With great thanks to Hakim, I am now the proud owner of (ex-)his Mirage Mk111. An easy and smooth transaction.

- and very nice it is too. Better in the flesh than I expected. No photo just yet but then you've all seen it already haven't you?

I have one of Roy's oysters on the way, but I suspect it is going to live mostly on a NATO.


----------



## salmonia (Apr 25, 2006)

congrats!...enjoy!......welcome to the club..........









regards,

salmonia


----------



## James (Jul 17, 2006)

congrats, I have been eyeing one too


----------



## PhilM (Nov 5, 2004)

Very nice I keep looking at those but Roys new RLT 36 has got in it's way









One day


----------



## quoll (Apr 20, 2006)

Thanks guys! maybe I'll post some pictures on various straps & bracelets when they arrive.


----------



## hakim (Sep 13, 2004)

Glad you like it Quoll. Its a great watch!


----------



## quoll (Apr 20, 2006)

potz said:


> By Oyster do you mean the brand-spanking new RLT36 "Nautilus"?

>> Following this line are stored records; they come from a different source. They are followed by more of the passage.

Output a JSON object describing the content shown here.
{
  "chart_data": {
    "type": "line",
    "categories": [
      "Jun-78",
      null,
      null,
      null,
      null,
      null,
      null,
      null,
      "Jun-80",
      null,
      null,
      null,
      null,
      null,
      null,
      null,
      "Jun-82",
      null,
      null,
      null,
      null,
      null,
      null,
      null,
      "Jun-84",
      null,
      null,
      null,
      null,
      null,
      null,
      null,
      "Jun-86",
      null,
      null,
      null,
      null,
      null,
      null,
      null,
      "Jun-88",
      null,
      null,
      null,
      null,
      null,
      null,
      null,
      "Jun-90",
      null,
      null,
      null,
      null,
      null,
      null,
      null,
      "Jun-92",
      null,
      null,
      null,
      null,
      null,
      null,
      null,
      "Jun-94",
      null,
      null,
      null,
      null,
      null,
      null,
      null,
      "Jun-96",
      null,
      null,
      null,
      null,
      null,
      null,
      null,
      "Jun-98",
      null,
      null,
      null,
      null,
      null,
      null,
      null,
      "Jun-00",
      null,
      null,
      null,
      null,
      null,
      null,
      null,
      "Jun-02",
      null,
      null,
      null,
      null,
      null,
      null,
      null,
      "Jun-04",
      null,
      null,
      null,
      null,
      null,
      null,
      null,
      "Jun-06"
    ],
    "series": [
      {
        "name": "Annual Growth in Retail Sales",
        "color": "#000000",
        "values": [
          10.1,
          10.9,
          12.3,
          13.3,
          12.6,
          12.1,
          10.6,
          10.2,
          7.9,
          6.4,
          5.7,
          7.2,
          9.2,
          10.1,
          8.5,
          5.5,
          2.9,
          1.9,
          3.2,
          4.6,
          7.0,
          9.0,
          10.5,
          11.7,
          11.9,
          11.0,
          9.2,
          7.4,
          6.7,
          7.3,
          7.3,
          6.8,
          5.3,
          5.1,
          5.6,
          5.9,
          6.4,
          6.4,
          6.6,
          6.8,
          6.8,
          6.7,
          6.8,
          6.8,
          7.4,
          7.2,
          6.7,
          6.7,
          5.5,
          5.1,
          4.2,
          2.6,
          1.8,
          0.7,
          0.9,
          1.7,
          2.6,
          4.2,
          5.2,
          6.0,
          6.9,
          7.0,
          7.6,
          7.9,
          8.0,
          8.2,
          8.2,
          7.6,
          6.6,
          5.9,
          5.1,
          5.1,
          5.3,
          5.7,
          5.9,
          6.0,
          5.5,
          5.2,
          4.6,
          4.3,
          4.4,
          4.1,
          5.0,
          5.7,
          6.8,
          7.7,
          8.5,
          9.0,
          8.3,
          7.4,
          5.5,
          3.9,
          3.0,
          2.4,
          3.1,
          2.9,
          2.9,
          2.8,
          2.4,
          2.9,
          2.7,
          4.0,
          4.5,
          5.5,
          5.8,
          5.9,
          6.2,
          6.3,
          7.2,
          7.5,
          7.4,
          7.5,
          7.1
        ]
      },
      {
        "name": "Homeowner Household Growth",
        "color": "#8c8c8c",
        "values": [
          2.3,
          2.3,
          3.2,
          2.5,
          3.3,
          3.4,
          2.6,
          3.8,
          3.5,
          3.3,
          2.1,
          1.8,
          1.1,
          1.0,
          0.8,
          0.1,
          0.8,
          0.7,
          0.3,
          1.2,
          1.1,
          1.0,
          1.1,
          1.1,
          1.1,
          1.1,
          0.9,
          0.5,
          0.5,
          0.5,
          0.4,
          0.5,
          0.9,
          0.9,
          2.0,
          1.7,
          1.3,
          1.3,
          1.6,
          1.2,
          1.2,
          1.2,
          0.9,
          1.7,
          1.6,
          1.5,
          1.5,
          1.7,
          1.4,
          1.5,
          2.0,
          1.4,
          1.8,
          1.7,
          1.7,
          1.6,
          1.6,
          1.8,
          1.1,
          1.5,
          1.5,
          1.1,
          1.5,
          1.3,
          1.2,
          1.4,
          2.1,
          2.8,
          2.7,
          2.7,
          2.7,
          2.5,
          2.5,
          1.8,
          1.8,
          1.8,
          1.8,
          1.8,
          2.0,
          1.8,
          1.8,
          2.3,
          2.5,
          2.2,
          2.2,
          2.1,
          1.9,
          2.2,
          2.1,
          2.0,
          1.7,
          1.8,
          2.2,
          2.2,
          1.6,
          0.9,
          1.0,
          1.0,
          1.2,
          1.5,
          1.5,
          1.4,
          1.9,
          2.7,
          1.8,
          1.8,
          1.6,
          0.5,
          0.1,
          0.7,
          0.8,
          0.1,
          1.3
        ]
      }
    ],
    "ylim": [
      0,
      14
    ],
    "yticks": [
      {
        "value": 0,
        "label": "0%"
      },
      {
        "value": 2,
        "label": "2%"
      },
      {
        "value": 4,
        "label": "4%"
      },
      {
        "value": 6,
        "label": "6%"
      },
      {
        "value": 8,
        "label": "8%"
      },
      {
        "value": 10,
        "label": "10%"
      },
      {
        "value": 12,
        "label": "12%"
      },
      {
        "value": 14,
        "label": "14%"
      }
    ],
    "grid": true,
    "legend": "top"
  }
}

Um, no - I mean one of his oyster bracelets:

http://www.rltwatches.com/acatalog/Bracelets.html

I have followed the RLT36 thread though - looks like it is going to be a nice watch and in very limited numbers.


----------



## quoll (Apr 20, 2006)

Well, maybe one photo....


----------



## Steve264 (May 29, 2006)

Get that put on a grey NATO immediately..!


----------



## quoll (Apr 20, 2006)

Steve264 said:


> Get that put on a grey NATO immediately..!


You mean you don't like sage green canvas and leather Darelenas? I have a 20mm Grey NATO on the way. Meanwhile the bracelet has arrived!


----------



## watchless (Jan 21, 2005)

Nice watch quoll!

Looking forward to see that one on grey NATO!

post pics please.....









~jacob


----------



## PhilM (Nov 5, 2004)

Looks like they made for each other quoll


----------